The race is on. Vaccines against the virus that causes Covid-19 are spreading around the world, the tip of the hypodermic spear of a year’s scientific triumph. But that multifaceted virus, like all things that infect humans and make them sick, attacks and prevents.

Virology versus epidemiology. Vaccinology versus evolution. Mutation versus mutation, transmission versus infection, virus versus vaccine. Begin! Your! Engines! The past year (horrible, tragic, bad, bad) may have seemed like a direct battle between scientists and a virus to find new drugs and vaccines. But this was not just a standing fight; it was also an insect hunt – a subtle push-pull in a dozen different vectors. Viruses are not exactly alive, but they still follow the same rule book for all living things on Earth: adapt or die. Understanding these more hidden forces – how viruses evolve within us, their hosts, and how they change the way they pass from one person to another – will define the next phase of the pandemic.

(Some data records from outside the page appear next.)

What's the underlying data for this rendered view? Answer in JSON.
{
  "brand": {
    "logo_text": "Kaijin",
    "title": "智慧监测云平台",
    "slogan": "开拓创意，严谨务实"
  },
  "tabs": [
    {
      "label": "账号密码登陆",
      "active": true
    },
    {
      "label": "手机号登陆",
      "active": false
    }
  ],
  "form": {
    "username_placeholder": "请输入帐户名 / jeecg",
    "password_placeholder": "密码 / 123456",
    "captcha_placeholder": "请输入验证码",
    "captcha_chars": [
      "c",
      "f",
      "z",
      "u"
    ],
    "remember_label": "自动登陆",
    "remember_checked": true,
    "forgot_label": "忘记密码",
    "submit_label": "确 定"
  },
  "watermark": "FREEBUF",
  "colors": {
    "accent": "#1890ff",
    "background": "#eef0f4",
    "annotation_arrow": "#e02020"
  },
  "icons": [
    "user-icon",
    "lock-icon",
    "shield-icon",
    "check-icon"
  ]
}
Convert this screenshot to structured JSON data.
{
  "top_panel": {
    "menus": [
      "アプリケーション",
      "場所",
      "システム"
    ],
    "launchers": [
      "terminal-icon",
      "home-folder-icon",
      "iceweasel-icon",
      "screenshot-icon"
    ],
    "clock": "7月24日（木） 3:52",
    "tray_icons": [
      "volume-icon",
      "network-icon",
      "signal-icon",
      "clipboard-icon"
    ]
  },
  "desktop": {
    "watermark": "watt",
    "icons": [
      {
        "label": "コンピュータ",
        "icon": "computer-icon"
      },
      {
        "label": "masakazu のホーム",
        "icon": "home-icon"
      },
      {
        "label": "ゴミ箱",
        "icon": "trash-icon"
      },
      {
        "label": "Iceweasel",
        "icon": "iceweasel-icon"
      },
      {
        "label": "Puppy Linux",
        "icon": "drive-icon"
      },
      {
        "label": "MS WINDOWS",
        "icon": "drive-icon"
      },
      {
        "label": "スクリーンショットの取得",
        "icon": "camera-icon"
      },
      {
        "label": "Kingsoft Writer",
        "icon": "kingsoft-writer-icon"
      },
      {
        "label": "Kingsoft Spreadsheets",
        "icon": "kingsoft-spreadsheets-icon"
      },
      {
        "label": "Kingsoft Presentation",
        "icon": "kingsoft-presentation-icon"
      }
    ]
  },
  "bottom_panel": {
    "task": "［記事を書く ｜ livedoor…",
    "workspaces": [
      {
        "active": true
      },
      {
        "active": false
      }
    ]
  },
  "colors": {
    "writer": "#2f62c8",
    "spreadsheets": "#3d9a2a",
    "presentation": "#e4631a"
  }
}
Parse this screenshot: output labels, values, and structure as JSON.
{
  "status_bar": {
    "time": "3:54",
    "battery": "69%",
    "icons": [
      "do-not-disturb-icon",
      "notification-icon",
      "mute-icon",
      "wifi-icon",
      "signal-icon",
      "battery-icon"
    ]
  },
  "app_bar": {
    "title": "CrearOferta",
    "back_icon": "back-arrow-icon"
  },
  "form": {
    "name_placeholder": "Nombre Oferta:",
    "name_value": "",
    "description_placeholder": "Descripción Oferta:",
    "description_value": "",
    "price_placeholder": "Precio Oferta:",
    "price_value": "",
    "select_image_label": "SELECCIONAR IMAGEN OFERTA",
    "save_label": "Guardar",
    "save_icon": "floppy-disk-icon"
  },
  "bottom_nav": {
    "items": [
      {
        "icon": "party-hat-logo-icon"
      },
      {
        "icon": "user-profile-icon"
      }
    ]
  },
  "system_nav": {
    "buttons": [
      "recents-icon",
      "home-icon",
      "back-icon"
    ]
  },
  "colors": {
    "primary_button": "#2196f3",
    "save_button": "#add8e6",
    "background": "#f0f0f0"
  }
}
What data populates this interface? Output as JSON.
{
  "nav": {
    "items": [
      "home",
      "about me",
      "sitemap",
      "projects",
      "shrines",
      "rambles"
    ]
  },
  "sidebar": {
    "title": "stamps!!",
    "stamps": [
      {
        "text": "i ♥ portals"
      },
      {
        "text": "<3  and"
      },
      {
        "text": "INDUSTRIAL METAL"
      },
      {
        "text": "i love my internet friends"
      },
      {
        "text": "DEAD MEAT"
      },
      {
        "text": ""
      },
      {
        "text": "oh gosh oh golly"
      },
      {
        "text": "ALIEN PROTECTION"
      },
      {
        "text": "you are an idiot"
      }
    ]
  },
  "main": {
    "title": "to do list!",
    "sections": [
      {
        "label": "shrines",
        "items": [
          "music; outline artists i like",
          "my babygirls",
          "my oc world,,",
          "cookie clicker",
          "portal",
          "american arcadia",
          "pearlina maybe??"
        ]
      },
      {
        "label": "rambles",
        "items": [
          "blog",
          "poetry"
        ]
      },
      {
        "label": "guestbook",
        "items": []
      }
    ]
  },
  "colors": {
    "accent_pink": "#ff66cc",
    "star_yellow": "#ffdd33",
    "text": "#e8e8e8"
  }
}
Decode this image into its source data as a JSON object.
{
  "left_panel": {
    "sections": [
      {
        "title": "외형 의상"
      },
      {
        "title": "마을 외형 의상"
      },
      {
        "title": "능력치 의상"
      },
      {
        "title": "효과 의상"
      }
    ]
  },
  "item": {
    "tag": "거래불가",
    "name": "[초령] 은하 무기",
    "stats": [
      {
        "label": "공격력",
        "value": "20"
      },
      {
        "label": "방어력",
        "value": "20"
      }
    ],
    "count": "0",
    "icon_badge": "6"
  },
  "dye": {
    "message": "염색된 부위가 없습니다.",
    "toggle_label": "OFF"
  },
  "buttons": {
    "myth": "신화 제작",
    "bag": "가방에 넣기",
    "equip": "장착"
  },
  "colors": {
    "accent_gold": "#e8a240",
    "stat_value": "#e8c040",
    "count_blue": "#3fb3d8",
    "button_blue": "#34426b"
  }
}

It’s easy to freak out with the new variants of the SARS-CoV-2 virus, with its science fiction nomenclature. There is B.1.1.7, who seems to be a genius at infecting new people. And you have B.1.351 and P.1 – perhaps not better at transmitting from one host to another, but better at avoiding an immune response (natural or the type that a vaccine induces). Many who escape the immune system share the same mutation, even though they are distant relatives. This, as the saying goes, is life. “The way the virus evolves, the fundamentals of evolution, are the same. The difference is that it occurs on a very, very large scale. There are so many people infected and each one contains many viruses. So there are many opportunities for the virus to mutate and try new things, ”says Adam Lauring, a virologist at the University of Michigan who studies viral evolution. “Once in a while one of those takes off. It is a rare event, but when the virus has so many opportunities to control it, it will happen with increasing frequency. ”This is both an epidemiology game, in other words, and evolutionary biology.

So while it may seem that these variants have some kind of evil intent – to make people sicker, to kill all humans! – this is not what is happening. Viruses want nothing; they are just verbs. Infect, reproduce, infect. A virus that kills very efficiently does not become a virus for long, because dead hosts cannot walk around breathing in uninfected, but susceptible, suckers. Therefore, one hypothesis says that these successful mutations are mainly changes in the way the virus infects. That is, they improve the way the virus enters a human being, or enters a human cell, or reproduces in that cell (because the more viruses a person produces, the more they emit and the more likely it is to reach someone else) ).

This is probably why all of these similar variants seem to come up all at once and quickly. Viruses are just small portions of proteins wrapped in large code molecules of genetic material. In SARS-CoV-2, that material is RNA. And some viruses burst mutations more often than others.

Viruses evolve because they reproduce – in fact, this is their complete trick – and errors infiltrate this genetic material in the process. Over the generations, sometimes these random or “stochastic” errors make the virus better in its actions; sometimes they make it worse. Which means that the circumstances of a virus’s life, or type of life, act against random changes in the code underlying its genes. (SARS-CoV-2 appears to mutate at almost the same rate as other RNA viruses, although, like other coronaviruses in its family, it has a built-in error-correction mechanism. It needs it, because its genome is so large, relatively speaking, three times the size of the HIV genome, the virus that causes AIDS, for example. “Without the revision, it would probably create many mutations per virus replication event to remain viable,” says Katrina Lythgoe, evolutionary big data epidemiologist Institute at Oxford University This type of genomic suicide is called crossing the “catastrophe limit of error”.